For a foolish moment, Varno thought about climbing back up to see how Nedrio was. To help him, perhaps. Or to fight alongside him.
But the mere idea of again coming up against those two beings erased any indecision. He just wanted to flee, as far away as possible, without looking back. He didn’t possess the strength to face those sinister men spawned of the nocturnal forest.
“I’m sorry...”
Varno tried standing up but his foot was useless. He began dragging himself through the mud, hobbling between the hard thorny bushes that studded the crest of the hill. Every thrust made his body shudder with stabbing pain. Only fear kept him alive. He didn’t want to die alone, in that accursed forest. And so he hauled himself. Thinking about nothing else but his own life.
About that miserable existence he didn’t want to forsake.
Varno couldn’t gauge what distance he’d covered, nor how long had passed since his terrible plunge into the night. The forest was swathed in silence and the stars stared down at him sternly, as they were swallowed up by heavy clouds laden with rain. He just wanted to go on, further an
d further on, until dawn. He wanted to see the sunlight, at all cost.
But when he spotted the hut at the foot of a large tree, he didn’t think twice. The pain had become unbearable, and it would soon be impossible to move a single muscle. He feebly opened the door, pushing it with his one intact arm. He slipped inside, and crumpled to the floor, among the freshly chopped logs.
When he realised he wasn’t alone, it was too late to attempt anything.
“I don’t... want... to die...”
***
It was nearly dawn when Aris could resume his search. Another eighty Khartiars had been slain, all cleanly and swiftly. Only that wretch he’d struck in the leg had managed to escape, but he wouldn’t get away with it for long. The blood trails were multiple and well-marked, and he managed to follow them to the hilltop, then northwards for a long stretch.

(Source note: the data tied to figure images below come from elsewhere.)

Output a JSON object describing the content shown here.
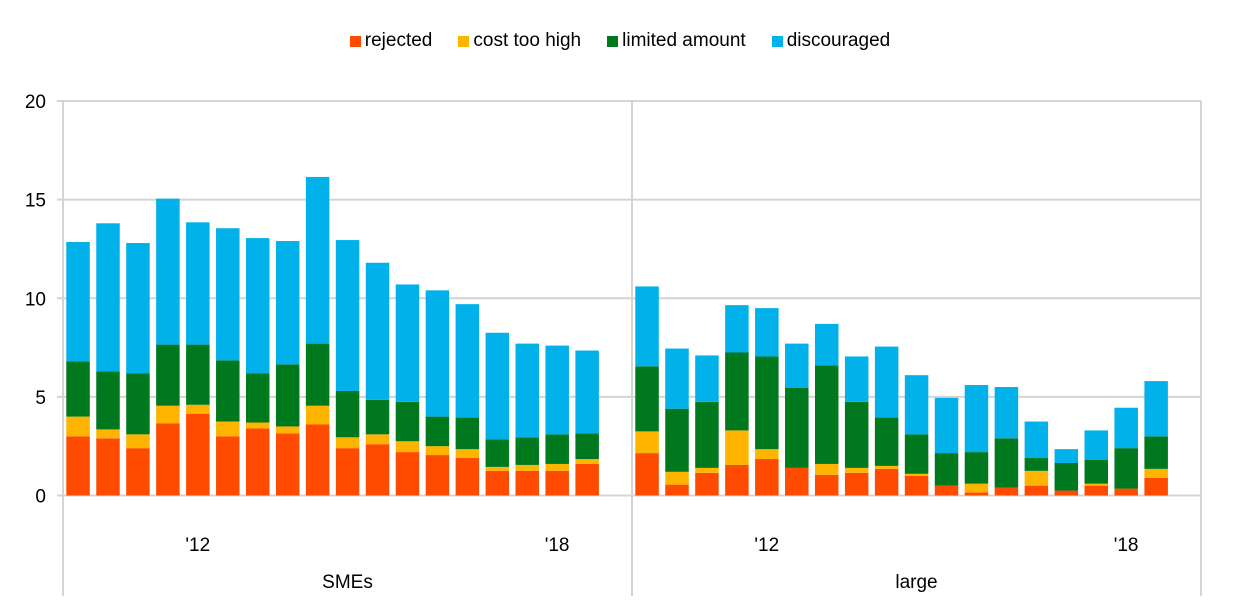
{
  "chart_data": {
    "type": "bar",
    "stacked": true,
    "title": "",
    "xlabel": "",
    "ylabel": "",
    "ylim": [
      0,
      20
    ],
    "yticks": [
      0,
      5,
      10,
      15,
      20
    ],
    "grid": true,
    "legend_position": "top-center",
    "series_names": [
      "rejected",
      "cost too high",
      "limited amount",
      "discouraged"
    ],
    "colors": {
      "rejected": "#FF4B00",
      "cost too high": "#FFB400",
      "limited amount": "#00781E",
      "discouraged": "#00B1EA"
    },
    "slots_per_panel": 19,
    "panels": [
      {
        "name": "SMEs",
        "tick_labels": [
          {
            "slot": 4,
            "label": "'12"
          },
          {
            "slot": 16,
            "label": "'18"
          }
        ],
        "series": [
          {
            "name": "rejected",
            "values": [
              3.0,
              2.9,
              2.4,
              3.65,
              4.15,
              3.0,
              3.4,
              3.15,
              3.6,
              2.4,
              2.6,
              2.2,
              2.05,
              1.9,
              1.25,
              1.25,
              1.25,
              1.6
            ]
          },
          {
            "name": "cost too high",
            "values": [
              1.0,
              0.45,
              0.7,
              0.9,
              0.45,
              0.75,
              0.3,
              0.35,
              0.95,
              0.55,
              0.5,
              0.55,
              0.45,
              0.45,
              0.2,
              0.3,
              0.35,
              0.25
            ]
          },
          {
            "name": "limited amount",
            "values": [
              2.8,
              2.95,
              3.1,
              3.1,
              3.05,
              3.1,
              2.5,
              3.15,
              3.15,
              2.35,
              1.75,
              2.0,
              1.5,
              1.6,
              1.4,
              1.4,
              1.5,
              1.3
            ]
          },
          {
            "name": "discouraged",
            "values": [
              6.05,
              7.5,
              6.6,
              7.4,
              6.2,
              6.7,
              6.85,
              6.25,
              8.45,
              7.65,
              6.95,
              5.95,
              6.4,
              5.75,
              5.4,
              4.75,
              4.5,
              4.2
            ]
          }
        ]
      },
      {
        "name": "large",
        "tick_labels": [
          {
            "slot": 4,
            "label": "'12"
          },
          {
            "slot": 16,
            "label": "'18"
          }
        ],
        "series": [
          {
            "name": "rejected",
            "values": [
              2.15,
              0.55,
              1.15,
              1.55,
              1.85,
              1.4,
              1.05,
              1.15,
              1.35,
              1.0,
              0.5,
              0.15,
              0.4,
              0.5,
              0.25,
              0.5,
              0.35,
              0.9
            ]
          },
          {
            "name": "cost too high",
            "values": [
              1.1,
              0.65,
              0.25,
              1.75,
              0.5,
              0.0,
              0.55,
              0.25,
              0.15,
              0.1,
              0.0,
              0.45,
              0.0,
              0.75,
              0.0,
              0.1,
              0.0,
              0.45
            ]
          },
          {
            "name": "limited amount",
            "values": [
              3.3,
              3.2,
              3.35,
              3.95,
              4.7,
              4.05,
              5.0,
              3.35,
              2.45,
              2.0,
              1.65,
              1.6,
              2.5,
              0.65,
              1.4,
              1.2,
              2.05,
              1.65
            ]
          },
          {
            "name": "discouraged",
            "values": [
              4.05,
              3.05,
              2.35,
              2.4,
              2.45,
              2.25,
              2.1,
              2.3,
              3.6,
              3.0,
              2.8,
              3.4,
              2.6,
              1.85,
              0.7,
              1.5,
              2.05,
              2.8
            ]
          }
        ]
      }
    ]
  }
}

‘A stubborn one... It must have been pretty painful dragging himself with a wound like that,’ he thought in amusement.
But all his bright spirits were dampened when it started to pour.
Worried he’d lose the trail, Aris ran following his instincts and the last drops of blood, before they were all washed away by the water falling from the skies in bucketfuls. He came to a clearing, and recognised it at once. In the centre stood a huge oak, with a small house nestling among its roots. The door to the woodshed was open and flapped in the wind of the storm.
“Eglade... If that Khartiar’s laid a finger on her...”
The trail had entirely vanished. The ground was scattered all around with woodchips and pieces of bark. Aris raced to the tree and burst into the shack, sword in hand.
He wouldn’t only kill him, he thought. He would literally shred him, that swine of a Khartiar, and strewed his guts all over the forest. That was the end he deserved.
That was the end they all deserved.
Yet he found only Eglade inside the shack, intent on stacking up damp wood along one wall. Trickles of rain flowed down her hair of molten copper. Such a beautiful woman, he mused. A pity she insisted on living far away from the village, alone.